I request you to pause for a few moments and imagine.
Imagine holding a baby in your arms.
Imagine how you look at his face, his eyes. Feel the touch of his hands. This new being has come into this world. Life, as it begins, in its most primary stage, yet to take full form, invites us to attend powerfully. To be present.
There probably isn’t a line of babies to scroll from into this baby, and another line after this baby waiting. There is just you and him.
Perhaps in your imagination, you can also see if the baby’s being conveys an emotion. Is he calm and happy, or is he uncomfortable and anxious.
Now come back to this screen, these words. In a world where so much of our communication is through screens, and through words on screens, it can be difficult to be deeply present to the other, as they convey themselves to us through their face and voice, or through their words.
We are more connected than ever, we have an unending list of posts, e-mails, messages to read and reply to. Yet, it is difficult to be deeply present to any of them.
Often, the options offered for a response – like, love, ‘emojis’, along with a count of the number of people who have responded – all diminish our presence to the other rather than amplify it.
Yet, we itch to connect, and thus go back to this virtual world, scroll, read, respond, perhaps never to satisfaction.
Technology, often, has us, rather than us having it.
Coming back to the baby – when you pay attention, you see his eyes and take in his gaze.
You hear the sounds he makes.
You feel his soft touch.
You feel his body, you know if he is still, or restless.
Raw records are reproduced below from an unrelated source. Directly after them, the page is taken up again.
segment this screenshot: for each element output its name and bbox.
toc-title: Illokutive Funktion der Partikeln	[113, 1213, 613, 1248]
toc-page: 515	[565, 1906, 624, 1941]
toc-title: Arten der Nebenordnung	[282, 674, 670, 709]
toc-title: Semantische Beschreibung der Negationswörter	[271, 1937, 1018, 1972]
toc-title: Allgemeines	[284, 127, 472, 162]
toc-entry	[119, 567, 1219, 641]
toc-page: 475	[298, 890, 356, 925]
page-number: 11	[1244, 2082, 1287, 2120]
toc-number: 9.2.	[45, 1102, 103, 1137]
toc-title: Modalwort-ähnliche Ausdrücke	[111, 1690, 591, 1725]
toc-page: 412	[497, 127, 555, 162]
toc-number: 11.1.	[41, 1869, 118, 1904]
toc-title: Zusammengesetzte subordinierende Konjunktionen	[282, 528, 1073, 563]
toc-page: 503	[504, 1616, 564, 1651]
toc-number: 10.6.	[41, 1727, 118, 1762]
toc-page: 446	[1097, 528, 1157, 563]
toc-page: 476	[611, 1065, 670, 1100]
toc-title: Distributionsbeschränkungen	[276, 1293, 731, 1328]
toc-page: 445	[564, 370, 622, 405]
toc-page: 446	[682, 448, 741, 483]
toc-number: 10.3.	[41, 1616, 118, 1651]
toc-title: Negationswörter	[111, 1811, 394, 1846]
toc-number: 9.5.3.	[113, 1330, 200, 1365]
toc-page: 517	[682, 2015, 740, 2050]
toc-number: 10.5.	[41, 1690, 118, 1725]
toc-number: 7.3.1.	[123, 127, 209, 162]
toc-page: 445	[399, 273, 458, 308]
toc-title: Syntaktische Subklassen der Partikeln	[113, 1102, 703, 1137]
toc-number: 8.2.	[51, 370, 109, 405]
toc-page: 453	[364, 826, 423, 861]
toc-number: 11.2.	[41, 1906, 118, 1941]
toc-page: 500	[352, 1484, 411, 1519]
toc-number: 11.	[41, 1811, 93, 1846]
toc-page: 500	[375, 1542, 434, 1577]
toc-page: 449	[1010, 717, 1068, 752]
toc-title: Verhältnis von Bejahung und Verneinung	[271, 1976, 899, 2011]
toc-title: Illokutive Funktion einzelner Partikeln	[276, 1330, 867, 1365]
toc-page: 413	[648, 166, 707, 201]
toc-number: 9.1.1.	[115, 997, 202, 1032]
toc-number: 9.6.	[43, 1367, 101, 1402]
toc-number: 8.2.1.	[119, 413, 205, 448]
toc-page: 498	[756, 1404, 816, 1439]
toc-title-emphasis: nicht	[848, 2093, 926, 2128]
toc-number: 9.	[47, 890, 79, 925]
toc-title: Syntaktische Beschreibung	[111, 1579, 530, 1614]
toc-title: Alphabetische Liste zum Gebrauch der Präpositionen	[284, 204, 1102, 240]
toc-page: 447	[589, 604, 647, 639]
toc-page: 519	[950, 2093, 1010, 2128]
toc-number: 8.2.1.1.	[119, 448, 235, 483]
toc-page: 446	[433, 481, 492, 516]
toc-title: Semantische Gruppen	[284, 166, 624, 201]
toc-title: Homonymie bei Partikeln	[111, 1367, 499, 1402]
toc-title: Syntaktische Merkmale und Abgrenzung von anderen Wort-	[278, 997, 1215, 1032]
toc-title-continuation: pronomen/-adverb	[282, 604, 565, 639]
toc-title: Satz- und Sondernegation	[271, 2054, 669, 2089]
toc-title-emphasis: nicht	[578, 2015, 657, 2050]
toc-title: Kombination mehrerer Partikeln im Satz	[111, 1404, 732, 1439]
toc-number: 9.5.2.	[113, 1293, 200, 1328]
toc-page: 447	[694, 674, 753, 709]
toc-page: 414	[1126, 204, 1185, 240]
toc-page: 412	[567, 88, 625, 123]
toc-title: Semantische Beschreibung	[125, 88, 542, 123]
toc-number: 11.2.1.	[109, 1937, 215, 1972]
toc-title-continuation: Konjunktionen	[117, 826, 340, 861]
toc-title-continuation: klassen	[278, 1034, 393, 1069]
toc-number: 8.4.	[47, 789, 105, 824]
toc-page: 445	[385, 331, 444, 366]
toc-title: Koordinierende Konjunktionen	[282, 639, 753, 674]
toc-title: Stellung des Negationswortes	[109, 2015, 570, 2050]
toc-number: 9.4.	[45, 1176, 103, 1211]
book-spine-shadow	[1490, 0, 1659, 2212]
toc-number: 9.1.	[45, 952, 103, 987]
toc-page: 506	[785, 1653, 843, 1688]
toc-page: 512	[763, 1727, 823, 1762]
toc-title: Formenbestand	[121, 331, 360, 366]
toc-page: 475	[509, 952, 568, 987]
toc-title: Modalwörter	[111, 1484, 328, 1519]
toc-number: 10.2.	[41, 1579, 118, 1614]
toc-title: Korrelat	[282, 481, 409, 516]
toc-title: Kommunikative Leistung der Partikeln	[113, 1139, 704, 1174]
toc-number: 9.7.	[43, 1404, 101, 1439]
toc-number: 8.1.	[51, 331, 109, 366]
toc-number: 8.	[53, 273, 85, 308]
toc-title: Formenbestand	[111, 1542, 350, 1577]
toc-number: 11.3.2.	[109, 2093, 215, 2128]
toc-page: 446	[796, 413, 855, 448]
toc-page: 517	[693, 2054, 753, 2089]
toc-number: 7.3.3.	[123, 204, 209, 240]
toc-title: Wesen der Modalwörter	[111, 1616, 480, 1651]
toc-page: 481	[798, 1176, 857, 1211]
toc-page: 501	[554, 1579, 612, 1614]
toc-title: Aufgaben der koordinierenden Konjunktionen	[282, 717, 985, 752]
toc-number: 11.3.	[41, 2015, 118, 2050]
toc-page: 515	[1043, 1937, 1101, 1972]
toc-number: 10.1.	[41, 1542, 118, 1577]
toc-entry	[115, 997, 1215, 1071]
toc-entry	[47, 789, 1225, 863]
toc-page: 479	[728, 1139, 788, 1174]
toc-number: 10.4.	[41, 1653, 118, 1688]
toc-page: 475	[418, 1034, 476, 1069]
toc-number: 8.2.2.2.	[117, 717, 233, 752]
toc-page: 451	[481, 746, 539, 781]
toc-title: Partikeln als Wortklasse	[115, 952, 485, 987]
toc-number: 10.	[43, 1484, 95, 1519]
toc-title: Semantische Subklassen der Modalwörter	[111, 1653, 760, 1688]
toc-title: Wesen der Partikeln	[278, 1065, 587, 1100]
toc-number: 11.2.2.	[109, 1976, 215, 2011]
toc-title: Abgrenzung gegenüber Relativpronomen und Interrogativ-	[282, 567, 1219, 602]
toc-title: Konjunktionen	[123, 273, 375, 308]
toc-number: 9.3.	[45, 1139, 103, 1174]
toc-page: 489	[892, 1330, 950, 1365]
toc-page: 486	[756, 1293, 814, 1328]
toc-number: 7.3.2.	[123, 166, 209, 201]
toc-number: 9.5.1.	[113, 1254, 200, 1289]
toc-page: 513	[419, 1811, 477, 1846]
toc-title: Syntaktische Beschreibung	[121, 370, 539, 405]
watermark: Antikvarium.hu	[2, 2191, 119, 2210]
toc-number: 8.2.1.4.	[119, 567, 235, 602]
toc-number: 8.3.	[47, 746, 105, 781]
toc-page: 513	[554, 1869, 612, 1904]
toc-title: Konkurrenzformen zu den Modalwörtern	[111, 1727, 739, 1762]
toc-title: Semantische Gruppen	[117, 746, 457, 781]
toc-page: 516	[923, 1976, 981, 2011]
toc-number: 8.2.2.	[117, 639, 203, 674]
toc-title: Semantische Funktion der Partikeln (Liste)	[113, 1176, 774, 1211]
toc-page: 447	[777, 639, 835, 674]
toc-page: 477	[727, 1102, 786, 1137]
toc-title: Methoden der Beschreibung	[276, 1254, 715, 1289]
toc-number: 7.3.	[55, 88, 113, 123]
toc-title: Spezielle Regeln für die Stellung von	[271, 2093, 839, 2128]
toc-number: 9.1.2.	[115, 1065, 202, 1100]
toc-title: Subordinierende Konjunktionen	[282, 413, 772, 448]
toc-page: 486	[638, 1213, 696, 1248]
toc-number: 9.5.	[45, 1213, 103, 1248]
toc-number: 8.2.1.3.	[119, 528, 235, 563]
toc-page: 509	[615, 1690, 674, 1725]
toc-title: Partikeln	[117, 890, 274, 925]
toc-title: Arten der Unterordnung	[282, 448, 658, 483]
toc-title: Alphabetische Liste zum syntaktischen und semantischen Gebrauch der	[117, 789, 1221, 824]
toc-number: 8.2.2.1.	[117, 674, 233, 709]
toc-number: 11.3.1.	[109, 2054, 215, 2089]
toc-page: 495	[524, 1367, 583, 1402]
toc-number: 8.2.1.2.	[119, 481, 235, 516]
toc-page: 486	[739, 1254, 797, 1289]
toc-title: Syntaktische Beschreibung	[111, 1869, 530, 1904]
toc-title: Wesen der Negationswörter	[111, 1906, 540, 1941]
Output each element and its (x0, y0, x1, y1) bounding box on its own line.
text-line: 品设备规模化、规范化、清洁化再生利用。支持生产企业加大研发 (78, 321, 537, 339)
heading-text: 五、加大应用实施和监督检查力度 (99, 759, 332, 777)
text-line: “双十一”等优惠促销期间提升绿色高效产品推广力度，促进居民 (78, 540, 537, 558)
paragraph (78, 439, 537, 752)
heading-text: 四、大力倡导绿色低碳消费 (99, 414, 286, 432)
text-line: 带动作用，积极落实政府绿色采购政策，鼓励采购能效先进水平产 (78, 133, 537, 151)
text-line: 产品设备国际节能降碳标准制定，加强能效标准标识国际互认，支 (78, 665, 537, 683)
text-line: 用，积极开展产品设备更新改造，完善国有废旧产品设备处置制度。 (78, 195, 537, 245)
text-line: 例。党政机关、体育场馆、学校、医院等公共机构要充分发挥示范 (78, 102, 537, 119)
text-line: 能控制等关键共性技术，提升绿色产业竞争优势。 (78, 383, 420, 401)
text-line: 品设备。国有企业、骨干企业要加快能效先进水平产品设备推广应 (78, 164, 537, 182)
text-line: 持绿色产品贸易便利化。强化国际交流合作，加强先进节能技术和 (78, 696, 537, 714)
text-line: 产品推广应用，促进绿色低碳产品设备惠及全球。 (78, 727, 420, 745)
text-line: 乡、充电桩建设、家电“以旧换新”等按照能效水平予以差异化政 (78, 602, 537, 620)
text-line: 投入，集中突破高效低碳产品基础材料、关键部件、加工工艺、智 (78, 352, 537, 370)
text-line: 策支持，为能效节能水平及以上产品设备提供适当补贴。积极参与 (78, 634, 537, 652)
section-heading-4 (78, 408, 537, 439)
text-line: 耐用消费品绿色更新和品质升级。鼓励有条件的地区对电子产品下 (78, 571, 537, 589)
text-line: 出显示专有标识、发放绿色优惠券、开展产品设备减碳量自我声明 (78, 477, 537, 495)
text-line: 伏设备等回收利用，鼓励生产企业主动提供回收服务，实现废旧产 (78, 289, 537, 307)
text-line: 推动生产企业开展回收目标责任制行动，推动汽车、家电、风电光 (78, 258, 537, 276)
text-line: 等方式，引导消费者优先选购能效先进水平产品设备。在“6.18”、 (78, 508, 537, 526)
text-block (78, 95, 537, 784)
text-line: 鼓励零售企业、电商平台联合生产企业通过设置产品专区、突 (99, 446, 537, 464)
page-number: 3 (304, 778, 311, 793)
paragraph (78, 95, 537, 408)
Perhaps along with these sensations, as if riding them, is an emotional state the baby conveys to you. Perhaps he is feeling just alright, or perhaps he is a bit unsettled.
Thus, you absorb his presence.
Attention, therefore, is simply the act of being present to what is here, in you and outside you.
There are mothers and fathers who are scarcely present. The moment the baby makes a little sound of discomfort, they find the bottle and put it in his mouth. The sound goes away, the responsibility is discharged.
Connecting in an overconnected world, then, is a matter of being present in a world of absence.
When we are present to another, a world of vivid sensations opens up to our vision, hearing, touch. With them, an emotional state unfolds to us, from that person, and from ourselves.
As we are completely with this universe that is unfolding between the self and other, we are present. Because we are present, we are connected.
The baby whose parents were not deeply present, will not have his vulnerability attended to. In the absence of an other who is deeply present, he will need to learn to deal with his anxiety at being a small creature in a vast world by himself. Inevitably, he will deal with it by suppression, to begin with.
The degree to which we suppress our pain chronically is the degree to which our mental health suffers.
Now, attend to how your lungs take in the air around you.
Attend to the colour of the page on which you read this text.
Attend to the light in your room, light that comes in from the sky, and how it feels different on the surface of your eyes than the light from your screen.
Attend to your emotional state.
Perhaps you are more present now than you were when you began to read this post.
Perhaps we have made a connection.
If so, I am happy that you read the post and found it valuable.